WANDIA: I have seen the baby steps, FGM will end in Egypt
September 2, 2016
An undated handout picture made available by The United Nations Children’s Fund (UNICEF) on 05 February 2016 shows Boko Mohammed, a former excisor, a practitioner who performs female genital mutilation/cutting (FGM/C), holding the tool she used to perform the procedure at a community meeting in Kabele Village, in Amibara District, Afar Region, Ethiopia. Photo/EPA
‘Just to let you know that the Egyptian Parliament has approved the draft law on FGM.’ This time it was different. I have always dreaded opening emails or receiving phone calls about our campaign to end female genital mutilation (FGM) in Egypt. This little voice in me would always whisper “not another girl subjected to FGM, not bad news”,but in just 16 words, she broke the good news; one of the shortest emails from my colleague, Suad Abu-Dayyeh, but one which joined the dots of change. Since Equality Now and partners started work in Egypt 21 years ago, the goal has been upholding the rights of girls and women by intensifying the campaign to End FGM.

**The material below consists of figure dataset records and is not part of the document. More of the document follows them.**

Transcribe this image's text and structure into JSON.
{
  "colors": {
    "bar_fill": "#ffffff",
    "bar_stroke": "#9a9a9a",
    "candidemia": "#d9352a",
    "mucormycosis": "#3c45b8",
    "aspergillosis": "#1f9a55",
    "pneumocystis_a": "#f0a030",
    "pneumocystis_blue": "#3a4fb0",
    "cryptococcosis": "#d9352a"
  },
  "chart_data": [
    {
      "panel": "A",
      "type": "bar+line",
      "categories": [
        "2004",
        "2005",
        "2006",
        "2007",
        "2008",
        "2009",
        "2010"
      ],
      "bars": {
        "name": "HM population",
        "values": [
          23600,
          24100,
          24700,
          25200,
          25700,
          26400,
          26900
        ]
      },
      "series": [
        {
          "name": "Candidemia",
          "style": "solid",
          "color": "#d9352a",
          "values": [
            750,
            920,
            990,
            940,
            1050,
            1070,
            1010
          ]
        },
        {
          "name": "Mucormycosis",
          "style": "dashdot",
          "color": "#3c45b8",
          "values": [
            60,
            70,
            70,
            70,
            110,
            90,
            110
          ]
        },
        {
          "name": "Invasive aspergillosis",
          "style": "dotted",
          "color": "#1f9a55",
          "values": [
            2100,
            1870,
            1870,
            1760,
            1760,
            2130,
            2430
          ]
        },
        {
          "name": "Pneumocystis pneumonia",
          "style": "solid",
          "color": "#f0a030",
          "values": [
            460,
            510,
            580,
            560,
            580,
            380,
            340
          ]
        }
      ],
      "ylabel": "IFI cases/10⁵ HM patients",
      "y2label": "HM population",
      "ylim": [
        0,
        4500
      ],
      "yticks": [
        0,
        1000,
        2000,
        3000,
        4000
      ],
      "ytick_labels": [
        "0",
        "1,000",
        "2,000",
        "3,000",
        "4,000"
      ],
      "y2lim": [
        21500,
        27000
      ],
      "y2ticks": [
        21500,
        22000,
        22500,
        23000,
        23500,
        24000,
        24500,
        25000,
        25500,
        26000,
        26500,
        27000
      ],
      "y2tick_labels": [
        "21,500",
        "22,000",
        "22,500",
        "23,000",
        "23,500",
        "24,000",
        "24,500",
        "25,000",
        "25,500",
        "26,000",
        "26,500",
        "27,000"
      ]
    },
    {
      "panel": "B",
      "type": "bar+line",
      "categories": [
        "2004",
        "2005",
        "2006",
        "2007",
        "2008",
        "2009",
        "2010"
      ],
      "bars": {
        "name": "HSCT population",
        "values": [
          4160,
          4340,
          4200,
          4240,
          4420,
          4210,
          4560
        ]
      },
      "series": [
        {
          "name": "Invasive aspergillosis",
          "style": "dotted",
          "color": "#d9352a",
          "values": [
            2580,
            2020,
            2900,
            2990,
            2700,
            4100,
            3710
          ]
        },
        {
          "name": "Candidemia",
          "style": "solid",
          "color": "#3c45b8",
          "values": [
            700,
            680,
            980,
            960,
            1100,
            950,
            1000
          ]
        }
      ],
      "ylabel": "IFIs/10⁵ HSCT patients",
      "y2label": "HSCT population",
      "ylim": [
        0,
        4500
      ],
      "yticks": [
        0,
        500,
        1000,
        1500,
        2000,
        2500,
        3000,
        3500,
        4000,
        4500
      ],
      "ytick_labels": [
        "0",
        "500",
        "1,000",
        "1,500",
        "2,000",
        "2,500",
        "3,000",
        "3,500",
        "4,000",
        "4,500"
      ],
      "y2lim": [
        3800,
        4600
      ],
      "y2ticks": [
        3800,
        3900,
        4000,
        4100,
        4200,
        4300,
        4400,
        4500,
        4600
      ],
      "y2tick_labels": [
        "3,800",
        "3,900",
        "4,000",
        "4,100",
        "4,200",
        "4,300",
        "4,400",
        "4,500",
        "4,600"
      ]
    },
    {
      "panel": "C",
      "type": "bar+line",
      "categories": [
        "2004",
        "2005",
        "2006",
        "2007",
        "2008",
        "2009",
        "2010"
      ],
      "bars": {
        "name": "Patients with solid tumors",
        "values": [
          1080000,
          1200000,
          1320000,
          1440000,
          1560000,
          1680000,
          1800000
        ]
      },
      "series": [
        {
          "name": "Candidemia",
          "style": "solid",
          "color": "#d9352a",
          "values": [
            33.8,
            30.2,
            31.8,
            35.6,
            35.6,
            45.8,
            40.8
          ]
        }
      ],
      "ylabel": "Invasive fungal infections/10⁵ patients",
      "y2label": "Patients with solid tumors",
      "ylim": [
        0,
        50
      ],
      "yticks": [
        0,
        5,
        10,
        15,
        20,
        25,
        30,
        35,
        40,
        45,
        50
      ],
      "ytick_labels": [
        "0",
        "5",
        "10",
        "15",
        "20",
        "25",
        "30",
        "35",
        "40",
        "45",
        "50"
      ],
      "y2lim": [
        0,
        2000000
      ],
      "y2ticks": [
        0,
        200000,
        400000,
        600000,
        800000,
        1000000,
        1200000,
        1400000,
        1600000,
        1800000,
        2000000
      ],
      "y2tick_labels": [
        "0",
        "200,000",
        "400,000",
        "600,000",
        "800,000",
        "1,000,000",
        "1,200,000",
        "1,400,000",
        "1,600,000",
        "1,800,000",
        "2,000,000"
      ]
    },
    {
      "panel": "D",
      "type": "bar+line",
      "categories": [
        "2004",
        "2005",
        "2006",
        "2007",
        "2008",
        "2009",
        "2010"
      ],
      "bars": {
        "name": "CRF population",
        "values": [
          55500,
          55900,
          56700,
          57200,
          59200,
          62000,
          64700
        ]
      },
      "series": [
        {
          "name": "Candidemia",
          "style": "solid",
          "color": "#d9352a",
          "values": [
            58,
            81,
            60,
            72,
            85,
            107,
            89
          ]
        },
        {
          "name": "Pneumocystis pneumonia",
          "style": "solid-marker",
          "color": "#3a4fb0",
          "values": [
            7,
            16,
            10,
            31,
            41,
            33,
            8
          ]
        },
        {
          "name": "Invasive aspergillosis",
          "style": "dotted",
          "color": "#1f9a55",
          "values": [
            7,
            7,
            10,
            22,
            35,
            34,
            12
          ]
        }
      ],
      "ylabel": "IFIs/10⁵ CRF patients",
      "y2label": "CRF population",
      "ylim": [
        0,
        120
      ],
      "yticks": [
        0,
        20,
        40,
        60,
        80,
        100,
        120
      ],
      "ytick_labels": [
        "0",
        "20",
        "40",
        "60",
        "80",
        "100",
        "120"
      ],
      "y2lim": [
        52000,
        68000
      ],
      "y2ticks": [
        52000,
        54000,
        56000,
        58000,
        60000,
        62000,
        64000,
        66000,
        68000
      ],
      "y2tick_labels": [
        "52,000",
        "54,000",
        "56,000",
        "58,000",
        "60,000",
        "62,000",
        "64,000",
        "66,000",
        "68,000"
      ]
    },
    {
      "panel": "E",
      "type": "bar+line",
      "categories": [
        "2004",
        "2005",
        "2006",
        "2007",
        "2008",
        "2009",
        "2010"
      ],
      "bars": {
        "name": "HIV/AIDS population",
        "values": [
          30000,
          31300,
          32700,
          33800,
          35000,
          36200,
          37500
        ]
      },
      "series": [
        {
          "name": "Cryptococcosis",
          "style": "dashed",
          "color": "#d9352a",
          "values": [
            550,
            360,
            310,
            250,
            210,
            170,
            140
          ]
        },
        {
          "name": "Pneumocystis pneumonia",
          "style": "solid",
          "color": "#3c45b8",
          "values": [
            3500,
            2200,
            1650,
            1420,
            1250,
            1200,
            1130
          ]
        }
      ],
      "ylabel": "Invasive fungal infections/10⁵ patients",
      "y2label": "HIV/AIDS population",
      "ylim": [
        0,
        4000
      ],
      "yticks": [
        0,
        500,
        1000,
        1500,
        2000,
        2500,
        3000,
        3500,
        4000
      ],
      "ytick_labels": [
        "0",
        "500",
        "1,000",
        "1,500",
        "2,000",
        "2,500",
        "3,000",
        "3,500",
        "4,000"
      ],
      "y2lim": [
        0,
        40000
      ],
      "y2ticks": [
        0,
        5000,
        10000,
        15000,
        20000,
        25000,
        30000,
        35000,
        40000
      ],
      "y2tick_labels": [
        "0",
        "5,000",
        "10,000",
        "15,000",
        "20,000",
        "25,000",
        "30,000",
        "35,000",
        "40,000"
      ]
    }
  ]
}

I always say that, the law is as important as the attitudinal change in ending FGM. The Egyptian Parliament has taken yet another crucial step in curbing a human rights violation, which has not only led to the death of girls in Egypt in the hands of medics and traditional circumcisers,but one meant to control the sexuality of women and girls.
In the two years that I have worked with women and girls in Egypt, I have seen the devastation that FGM causes. The death of 13-year-old Soheir al-Batea, who died in the hands of a doctor who mutilated her instead of protecting her in 2013, painted the picture of the extent of medicalization of FGM in the North African country. Dr. Raslan Fadl, the medic in question, was initially released on bail, he avoided arrest and continued to practice in his clinic, reportedly continuing to even perform FGM, but in July 2016 the campaign to bring him to book paid off. He became the first doctor to ever be convicted of carrying out FGM in Egypt.
Another death due to the outlawed extreme form of violence against women and girls in Egypt was reported in May 31st 2016. 19-year-old Mayar Mohamed, a twin who had been taken to El Canal Hospital for medicalized FGM together with her sister did not survive.
So when I received the news on Wednesday that the Egyptian parliament had approved the draft law on FGM, I celebrated the win for all Egyptian girls and women. I was delighted that finally justice will prevail. Although the 15 years in prison provision for death and disability due to FGM is not good enough, it shows the government’s increasing commitment to end FGM. I would love to see the day the Egyptian law will be amended and have a life in prison penalty in its place.
The crime of FGM was upgraded from a misdemeanor to a felony. The amendment will see a perpetrator getting up to seven years in prison for performing FGM and those accompanying a female to undergo FGM between one and three years in prison, while injury caused due to FGM attracts up to two years in prison or a fine of between EGP 1,000 – 5000 (112 – 563 USD). This amendment will hopefully see the decline of the practice in the country.
In Egypt, more than 75% of FGM procedures are performed by medics. 2013 data from UNICEF indicates that Sudan is second highest with over 50%, while Kenya has the third highest rate at around 40%. This highlights the fact that medicalization of FGM is a challenge in countries which have laws such as Egypt and Kenya and those without like Sudan.
Kenya has banned FGM but more is required to ensure full implementation of the law. Egypt could borrow a leaf from Kenya’s Prohibition of FGM Act 2011, on medicalization. Article 19 (1) is very clear: if a person causes the death of another, that person shall, on conviction, be liable to imprisonment for life.